Но я не ответил. Зачем? Он уже не слышал.

Убежал из города через подземный ход. Старый ход, ещё римский. Мы его знали – мы многое знали о Константинополе. Мы его строили. Не буквально – но идею подкинули. «Новый Рим» – звучит, правда? Наша формулировка.

Сундучок я потерял. Дорожный, кожаный, с медными застёжками. Хороший был сундучок – византийской работы. Нёс в нём самое ценное: три свитка из Александрии (копии, оригиналы сгорели), печать Комитета и сменную рубаху. Рубаху – не жалко. Свитки – до сих пор жалко.

* * *

Старик не сказал подробностей. Он вообще редко говорит подробности – считает, что умный поймёт, а дураку объяснять бесполезно. Я не дурак. Но понимаю меньше, чем хотелось бы.

«Тайная организация, которая тысячелетиями манипулирует верованиями человечества».

Формулировка точная. Неприятно точная. Как будто цитировал наш внутренний устав. Которого, кстати, не существует – мы так и не договорились о формулировках. Три тысячи лет спорим.

В шесть утра на кухню вышел Арик. Помятый, невыспавшийся, но с чем-то новым в глазах. С решимостью, что ли. Или с отчаянием – иногда их трудно отличить.

– Кофе есть? – спросил он.

– Есть. Растворимый.

– Другого не бывает?

– Бывает. Но растворимый – быстрее. А у нас мало времени.

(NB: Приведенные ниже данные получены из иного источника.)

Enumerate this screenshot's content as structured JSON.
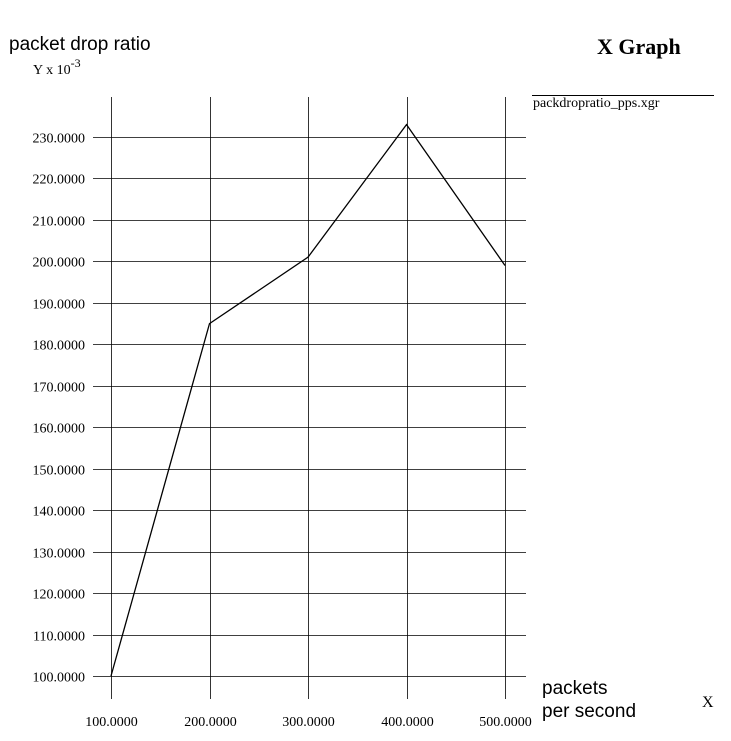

Он сел. Налил кипяток, бросил ложку коричневого порошка. Кофе – громко сказано. Но бодрит. В моём возрасте – главное, чтобы бодрило.

– Я думал, – сказал Арик.

– Полезное занятие.

– Думал и не понял.

– Чего не понял?

– Почему Россия?

* * *

Почему Россия.

Хороший вопрос. Я задавал его себе много раз. И каждый раз находил новый ответ.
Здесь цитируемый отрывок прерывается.